If you’ve found yourself dispirited by the sour lack of compassion and humanity in the last several Adam Sandler/Happy Madison comedies, it’s both a relief and a surprise to discover that his sweetest, kindest humor lurks in the most monstrous of packages: Sandler’s Count Dracula returns in “Hotel Transylvania 2,” and this time the old bloodsucker becomes a doting, in his words, “vampa.” (“What? ‘Vampire’ and ‘grandpa.’ I thought that was totally obvious.”)
Three years ago, the first “Transylvania” was a fresh and funny alternative to Sandler’s bitter misanthropy in mean-spirited comedies like “That’s My Boy” and “Grown Ups,” and after subjecting us all to “Blended” and “Grown Ups 2” (to say nothing of the disastrous “The Cobbler”), Sandler and his usual crew of co-stars owed us a second visit to this haunted hotel.
The first time out, Dracula had to accept the fact that his darling daughter Mavis (voiced by Selena Gomez) was in love with mortal Jonny (Andy Samberg), despite the older vamp’s prejudice against humans, a mob of whom had killed his wife and Mavis’ mother.
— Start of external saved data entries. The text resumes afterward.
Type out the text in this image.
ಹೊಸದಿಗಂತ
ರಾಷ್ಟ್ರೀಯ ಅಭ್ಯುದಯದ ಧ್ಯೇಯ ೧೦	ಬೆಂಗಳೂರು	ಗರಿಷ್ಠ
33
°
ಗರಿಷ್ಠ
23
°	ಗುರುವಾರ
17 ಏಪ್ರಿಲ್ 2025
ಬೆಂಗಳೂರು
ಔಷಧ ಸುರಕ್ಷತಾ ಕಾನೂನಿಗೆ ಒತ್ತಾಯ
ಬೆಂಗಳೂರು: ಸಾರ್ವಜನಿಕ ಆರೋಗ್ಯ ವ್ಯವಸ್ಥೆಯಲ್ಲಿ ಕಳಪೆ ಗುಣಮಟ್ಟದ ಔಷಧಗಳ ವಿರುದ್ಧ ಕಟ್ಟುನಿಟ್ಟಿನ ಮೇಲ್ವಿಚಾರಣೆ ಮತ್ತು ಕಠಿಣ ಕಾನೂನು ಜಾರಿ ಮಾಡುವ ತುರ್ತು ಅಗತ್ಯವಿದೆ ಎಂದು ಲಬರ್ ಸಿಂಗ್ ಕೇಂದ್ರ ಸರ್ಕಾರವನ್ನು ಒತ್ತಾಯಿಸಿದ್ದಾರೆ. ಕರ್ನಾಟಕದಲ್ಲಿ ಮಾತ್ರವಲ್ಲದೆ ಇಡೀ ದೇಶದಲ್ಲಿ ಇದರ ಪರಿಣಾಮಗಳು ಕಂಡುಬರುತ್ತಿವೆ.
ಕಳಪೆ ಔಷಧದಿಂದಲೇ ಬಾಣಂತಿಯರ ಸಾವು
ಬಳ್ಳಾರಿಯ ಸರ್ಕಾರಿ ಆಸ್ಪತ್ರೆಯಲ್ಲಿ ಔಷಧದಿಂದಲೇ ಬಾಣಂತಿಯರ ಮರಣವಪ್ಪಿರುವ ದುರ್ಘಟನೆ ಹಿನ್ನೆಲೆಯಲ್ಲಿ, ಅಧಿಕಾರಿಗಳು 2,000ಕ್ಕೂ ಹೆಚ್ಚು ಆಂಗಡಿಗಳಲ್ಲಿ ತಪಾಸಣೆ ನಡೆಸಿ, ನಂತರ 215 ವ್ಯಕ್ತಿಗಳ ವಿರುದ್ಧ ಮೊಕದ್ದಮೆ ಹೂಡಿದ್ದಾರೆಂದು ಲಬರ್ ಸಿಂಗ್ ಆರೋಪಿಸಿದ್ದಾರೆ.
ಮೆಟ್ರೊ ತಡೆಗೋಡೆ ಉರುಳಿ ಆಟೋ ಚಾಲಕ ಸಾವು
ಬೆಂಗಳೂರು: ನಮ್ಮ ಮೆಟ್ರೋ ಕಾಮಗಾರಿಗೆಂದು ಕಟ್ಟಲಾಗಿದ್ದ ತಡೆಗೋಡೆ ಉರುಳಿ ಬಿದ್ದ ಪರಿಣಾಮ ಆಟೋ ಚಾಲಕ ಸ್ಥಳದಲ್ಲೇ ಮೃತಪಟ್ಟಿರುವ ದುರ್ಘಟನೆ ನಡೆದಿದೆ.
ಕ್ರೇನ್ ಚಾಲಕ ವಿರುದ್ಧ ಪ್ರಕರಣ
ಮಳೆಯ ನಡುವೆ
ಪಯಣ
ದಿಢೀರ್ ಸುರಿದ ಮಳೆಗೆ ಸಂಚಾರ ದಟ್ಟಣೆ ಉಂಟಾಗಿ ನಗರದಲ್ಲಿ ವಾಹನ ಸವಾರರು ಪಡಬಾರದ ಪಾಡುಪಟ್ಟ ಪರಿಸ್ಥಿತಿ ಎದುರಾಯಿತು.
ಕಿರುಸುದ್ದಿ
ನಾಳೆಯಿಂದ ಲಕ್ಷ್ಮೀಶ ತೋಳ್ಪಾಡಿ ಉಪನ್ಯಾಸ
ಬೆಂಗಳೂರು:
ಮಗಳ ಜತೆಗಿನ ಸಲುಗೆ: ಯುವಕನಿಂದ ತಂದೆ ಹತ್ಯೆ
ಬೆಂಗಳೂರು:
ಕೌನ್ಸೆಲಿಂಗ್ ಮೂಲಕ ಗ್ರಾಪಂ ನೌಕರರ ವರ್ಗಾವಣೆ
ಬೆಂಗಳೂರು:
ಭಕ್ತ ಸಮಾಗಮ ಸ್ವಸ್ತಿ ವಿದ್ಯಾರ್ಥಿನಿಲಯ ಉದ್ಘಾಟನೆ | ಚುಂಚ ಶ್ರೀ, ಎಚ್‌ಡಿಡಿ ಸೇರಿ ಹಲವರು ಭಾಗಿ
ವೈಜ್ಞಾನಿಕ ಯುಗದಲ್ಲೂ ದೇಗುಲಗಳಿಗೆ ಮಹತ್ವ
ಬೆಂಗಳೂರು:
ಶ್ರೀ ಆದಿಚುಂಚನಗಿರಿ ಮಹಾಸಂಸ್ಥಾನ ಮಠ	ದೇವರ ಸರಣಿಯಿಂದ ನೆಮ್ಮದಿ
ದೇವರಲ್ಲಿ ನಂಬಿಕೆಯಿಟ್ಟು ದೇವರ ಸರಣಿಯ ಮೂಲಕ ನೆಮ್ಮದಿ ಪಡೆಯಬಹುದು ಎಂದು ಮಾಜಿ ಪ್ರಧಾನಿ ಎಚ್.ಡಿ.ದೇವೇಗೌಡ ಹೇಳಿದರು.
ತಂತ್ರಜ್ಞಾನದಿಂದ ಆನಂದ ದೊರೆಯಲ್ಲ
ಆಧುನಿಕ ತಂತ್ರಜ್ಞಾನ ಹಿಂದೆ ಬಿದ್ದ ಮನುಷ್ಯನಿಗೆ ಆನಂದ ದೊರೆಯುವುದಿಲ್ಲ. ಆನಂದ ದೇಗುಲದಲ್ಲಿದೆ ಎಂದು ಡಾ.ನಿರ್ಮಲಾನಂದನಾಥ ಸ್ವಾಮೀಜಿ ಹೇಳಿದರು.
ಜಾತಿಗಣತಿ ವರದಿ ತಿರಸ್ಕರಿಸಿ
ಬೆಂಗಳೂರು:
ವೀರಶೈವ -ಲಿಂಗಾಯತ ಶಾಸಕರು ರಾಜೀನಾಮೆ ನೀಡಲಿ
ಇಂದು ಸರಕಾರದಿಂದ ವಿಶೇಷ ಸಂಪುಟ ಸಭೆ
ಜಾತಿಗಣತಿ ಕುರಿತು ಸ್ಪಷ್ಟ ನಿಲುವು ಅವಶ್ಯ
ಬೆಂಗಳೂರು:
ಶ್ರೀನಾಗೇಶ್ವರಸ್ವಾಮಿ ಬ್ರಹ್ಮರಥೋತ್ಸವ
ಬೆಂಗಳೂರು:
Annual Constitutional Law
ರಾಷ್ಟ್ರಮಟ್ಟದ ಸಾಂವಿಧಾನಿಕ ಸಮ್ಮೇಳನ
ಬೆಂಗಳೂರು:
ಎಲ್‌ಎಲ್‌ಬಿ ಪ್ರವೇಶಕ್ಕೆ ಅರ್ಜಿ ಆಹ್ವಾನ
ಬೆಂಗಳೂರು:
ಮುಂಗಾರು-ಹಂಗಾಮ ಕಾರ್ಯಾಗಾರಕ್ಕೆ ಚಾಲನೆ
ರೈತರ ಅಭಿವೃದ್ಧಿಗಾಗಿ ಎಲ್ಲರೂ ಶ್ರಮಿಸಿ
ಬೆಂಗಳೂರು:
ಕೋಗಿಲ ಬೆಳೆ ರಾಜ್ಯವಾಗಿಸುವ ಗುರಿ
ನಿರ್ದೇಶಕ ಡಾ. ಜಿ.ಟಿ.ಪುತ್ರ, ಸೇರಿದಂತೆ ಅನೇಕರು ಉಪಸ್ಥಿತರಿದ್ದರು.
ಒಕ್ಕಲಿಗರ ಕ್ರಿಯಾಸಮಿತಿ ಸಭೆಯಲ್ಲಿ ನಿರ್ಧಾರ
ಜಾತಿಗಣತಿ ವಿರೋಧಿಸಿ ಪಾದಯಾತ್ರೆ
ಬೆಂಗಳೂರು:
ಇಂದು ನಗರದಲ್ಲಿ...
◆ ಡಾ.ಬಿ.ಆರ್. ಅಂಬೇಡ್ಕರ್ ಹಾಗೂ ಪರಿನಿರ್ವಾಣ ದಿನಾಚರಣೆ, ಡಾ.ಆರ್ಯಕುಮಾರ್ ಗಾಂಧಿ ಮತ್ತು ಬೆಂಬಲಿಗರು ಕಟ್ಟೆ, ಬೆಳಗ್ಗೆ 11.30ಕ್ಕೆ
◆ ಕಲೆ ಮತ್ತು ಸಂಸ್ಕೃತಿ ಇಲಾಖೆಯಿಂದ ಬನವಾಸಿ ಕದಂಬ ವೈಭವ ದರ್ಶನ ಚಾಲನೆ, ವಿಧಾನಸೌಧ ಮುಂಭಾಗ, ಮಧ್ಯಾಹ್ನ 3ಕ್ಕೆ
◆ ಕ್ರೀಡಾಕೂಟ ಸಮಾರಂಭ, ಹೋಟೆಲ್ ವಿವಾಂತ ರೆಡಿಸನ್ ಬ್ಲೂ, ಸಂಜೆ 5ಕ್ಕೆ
With the hotel now open to human guests (but still as creepy and kooky as ever), Drac’s anti-mortal bias bubbles up anew when Mavis and Jonny’s son Dennis (Asher Blinkoff) approaches his fifth birthday without having yet sprouted vampire fangs; if they don’t show up by the time the boy turns five, he’ll be full-on human.
Worrying that Mavis will take the boy away to live near the in-laws in California should he turn out not to be a monster, Dracula convinces Jonny and Mavis to leave town so that he — and monster pals Frankenstein (Kevin James), Murray the mummy (Keegan-Michael Key, taking over for CeeLo Green), werewolf Wayne (Steve Buscemi) and invisible man Griffin (David Spade) — can spend some scary quality time with the kid and, with any luck, get those fangs a-poppin’.
As in the “Grown Ups” movies, this group of middle-aged friends discovers that they’re not as young as they once were, and that they’ve been supplanted by a new generation. (Frank — who finally gets a line this time acknowledging that he’s actually Frankenstein’s monster — is too famous to be frightening, while exhausted-dad Wayne’s attempt to attack a deer fails when he’s distracted by a thrown Frisbee.)
But whereas the jokes in the “Grown Ups” series feel reactionary and bullying, the family-friendly “Hotel Transylvania” gags (in the script by Sandler and Robert Smigel) instead come off as clever and humane, even when they’re making fun of helicopter moms and lawsuit-sensitive summer camps.
Lurking as a potential menace throughout the film is Dracula’s father Vlad (Mel Brooks, undead and loving it), who’s even more violently opposed to humanity, leading to a farcical birthday party in which Jonathan’s family must pass as zombies and other creatures of the night. This all culminates in some lessons about tolerance and understanding that are slightly diminished by the movie’s desire to eat its devil’s food and have it too, but between the outrageous visuals from director Genndy Tartakovsky (including an absorbent alien who’s like a walking lime Jell-O mold) and the non-stop barrage of puns, jokes and sight gags, the clumsy moralizing is easily forgiven.
If there were a movie jail, most of Adam Sandler‘s cinematic output would be enough to send him there — but the “Hotel Transylvania” cartoons are what he could show the Hollywood parole board to prove he’s not entirely a lost cause.